Having kitted the soon-to-be martyr out in his jihadi outfit, the insurgents took photos and sent him on his way. A tactic pioneered by al-Qaeda but almost unheard of in Afghanistan until 2005, suicide bombing is becoming more popular with insurgents attempting to meet the massively intensified NATO campaign with their own surge of violence. In one recent case a 12-year-old boy in Barmal district in Pakitika province, which borders Pakistan, killed four civilians and wounded many more when he detonated a vest full of explosives in a bazaar.

Noor Mohammad, who talked to the Guardian on May 17 at a children's prison in Kabul, is awaiting trial after surrendering to the Americans rather than going through with the attack.

He says he was left by his Taliban handlers to walk the last few kilometres to the base in Andar district two weeks ago. Instead he sat down and thought about his predicament. Surrendering proved tricky as the guards he had been supposed to kill were slow to raise the alert and he was questioned only after sleeping outside the camp for a night.

He later led the Americans to the village where the Taliban members lived, identifying a house where the Americans recovered weapons and explosives.

Two Taliban from the village were also killed during a shootout after he identified them, Mohammad said. He knows that because he will never be able to go back to his village and will probably never see his family again.

Not all bombers are coerced. Some are tricked, like a group of four children who were recently arrested after travelling alone across the border from Pakistan into Afghanistan.
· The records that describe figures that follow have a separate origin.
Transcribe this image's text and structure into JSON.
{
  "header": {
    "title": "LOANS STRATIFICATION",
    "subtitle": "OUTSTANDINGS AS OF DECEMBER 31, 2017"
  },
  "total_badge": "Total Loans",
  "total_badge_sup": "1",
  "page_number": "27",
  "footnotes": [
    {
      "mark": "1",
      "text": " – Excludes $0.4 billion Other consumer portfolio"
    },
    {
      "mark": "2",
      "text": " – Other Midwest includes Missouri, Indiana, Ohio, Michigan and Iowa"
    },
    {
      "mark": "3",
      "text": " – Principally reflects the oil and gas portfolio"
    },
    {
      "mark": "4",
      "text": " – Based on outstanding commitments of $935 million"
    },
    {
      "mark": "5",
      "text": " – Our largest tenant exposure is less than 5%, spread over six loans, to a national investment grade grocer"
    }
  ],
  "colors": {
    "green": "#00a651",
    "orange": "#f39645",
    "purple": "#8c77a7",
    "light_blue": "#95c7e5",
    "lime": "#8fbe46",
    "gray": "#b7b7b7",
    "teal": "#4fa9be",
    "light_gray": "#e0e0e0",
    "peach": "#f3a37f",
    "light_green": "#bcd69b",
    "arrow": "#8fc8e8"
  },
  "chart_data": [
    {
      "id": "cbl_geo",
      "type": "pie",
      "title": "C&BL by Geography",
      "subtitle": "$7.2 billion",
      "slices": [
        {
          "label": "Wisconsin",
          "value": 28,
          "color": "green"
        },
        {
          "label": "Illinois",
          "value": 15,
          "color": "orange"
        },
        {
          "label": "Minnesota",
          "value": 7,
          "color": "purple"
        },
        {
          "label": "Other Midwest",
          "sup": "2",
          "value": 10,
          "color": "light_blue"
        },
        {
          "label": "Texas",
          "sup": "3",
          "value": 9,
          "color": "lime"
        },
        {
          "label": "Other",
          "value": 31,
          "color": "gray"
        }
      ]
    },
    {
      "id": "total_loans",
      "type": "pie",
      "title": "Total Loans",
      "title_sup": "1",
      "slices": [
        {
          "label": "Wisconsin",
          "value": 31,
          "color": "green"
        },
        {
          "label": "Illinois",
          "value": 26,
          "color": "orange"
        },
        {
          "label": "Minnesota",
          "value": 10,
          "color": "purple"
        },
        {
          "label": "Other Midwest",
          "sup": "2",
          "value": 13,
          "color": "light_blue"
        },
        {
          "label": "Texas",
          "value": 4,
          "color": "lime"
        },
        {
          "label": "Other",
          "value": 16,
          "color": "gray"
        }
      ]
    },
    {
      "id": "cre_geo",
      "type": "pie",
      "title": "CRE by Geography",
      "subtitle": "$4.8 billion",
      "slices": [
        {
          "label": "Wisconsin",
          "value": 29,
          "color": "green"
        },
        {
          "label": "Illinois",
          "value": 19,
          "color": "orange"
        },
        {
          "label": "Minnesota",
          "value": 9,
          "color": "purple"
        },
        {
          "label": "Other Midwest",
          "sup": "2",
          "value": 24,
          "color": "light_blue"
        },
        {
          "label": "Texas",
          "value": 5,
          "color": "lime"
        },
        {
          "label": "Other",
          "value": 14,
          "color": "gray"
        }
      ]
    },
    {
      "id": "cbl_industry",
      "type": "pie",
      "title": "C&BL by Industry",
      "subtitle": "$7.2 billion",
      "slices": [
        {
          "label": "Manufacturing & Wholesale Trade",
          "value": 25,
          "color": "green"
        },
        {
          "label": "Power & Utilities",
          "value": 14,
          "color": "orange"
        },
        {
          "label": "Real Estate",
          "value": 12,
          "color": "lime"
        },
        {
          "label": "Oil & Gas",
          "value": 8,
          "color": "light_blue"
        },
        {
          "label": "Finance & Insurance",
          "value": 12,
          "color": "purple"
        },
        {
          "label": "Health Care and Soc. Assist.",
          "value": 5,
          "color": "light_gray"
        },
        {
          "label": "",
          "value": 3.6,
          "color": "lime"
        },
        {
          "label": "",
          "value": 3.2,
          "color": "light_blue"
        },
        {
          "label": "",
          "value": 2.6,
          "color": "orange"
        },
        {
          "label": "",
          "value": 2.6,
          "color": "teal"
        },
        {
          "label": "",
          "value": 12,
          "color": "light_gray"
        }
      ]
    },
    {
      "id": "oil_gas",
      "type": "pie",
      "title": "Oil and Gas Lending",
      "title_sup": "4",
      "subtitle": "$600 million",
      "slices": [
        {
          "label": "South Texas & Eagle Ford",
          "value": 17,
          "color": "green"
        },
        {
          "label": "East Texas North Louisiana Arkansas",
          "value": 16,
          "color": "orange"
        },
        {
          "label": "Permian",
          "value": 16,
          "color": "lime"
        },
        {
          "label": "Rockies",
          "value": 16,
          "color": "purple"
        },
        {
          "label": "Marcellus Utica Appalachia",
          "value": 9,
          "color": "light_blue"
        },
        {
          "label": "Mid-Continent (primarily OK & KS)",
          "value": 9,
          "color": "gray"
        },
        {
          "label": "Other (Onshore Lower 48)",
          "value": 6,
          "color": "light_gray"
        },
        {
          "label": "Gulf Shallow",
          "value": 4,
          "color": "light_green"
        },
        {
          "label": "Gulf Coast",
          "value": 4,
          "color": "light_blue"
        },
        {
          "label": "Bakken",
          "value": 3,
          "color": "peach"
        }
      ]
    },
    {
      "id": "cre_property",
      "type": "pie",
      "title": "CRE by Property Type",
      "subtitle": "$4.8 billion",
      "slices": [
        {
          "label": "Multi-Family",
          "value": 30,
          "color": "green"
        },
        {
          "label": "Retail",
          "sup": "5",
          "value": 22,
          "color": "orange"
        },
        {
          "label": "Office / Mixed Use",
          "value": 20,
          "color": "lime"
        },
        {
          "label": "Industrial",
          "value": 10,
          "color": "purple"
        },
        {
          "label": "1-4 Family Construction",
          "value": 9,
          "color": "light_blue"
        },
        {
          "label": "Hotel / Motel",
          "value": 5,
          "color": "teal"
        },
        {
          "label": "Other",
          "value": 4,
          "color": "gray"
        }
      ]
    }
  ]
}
Lutfullah Mashal, the spokesman for the National Directorate of Security (NDS), said his spy agency's informants in Peshawar had raised the alarm that the four were on their way.

The boys had confessed during questioning, telling the security forces they believed only American soldiers would die when they detonated their bombs and that they would escape unscathed.

But, speaking yesterday, they claimed they were forced into making a confession after being beaten and threatened with rape by police. Their new account is hard to believe, however, and at times contradictory.

According to Fazal Rahman, a tearful nine-year-old made all the more distressed by the loss of two teeth at the dentist, the idea to travel to Afghanistan came from Maulavi Marouf, the mullah in charge of the Spin Jumad madrasa in the town of Khairabad.

They say an “uncle” in Kabul phoned Marouf asking him to send some physically weak children for a couple of days of manual labour, unloading a delivery of car batteries from lorries. None of the boys, who are Afghans but have lived in Pakistan all their lives, has an address or phone number for the man. Nor did they think it necessary to tell their parents they were going to Kabul.

“Our family is very poor,” said Niaz Mohammad, a nine-year-old who said he used to help his father beg. “When I was promised 50,000 rupees to go to Afghanistan, I went immediately.”

But they all describe the madrasa as an institution that cultivated in them a hatred for American soldiers in Afghanistan. “All the time in Friday prayers the maulavi talked about the Americans in Afghanistan and he told us that we should do jihad, especially on Fridays,” he said.

It is feared that hundreds of children may have been radicalised and turned into bombers in what Haneef Atmar, Afghanistan's former interior minister, describes as “hate madrasas.”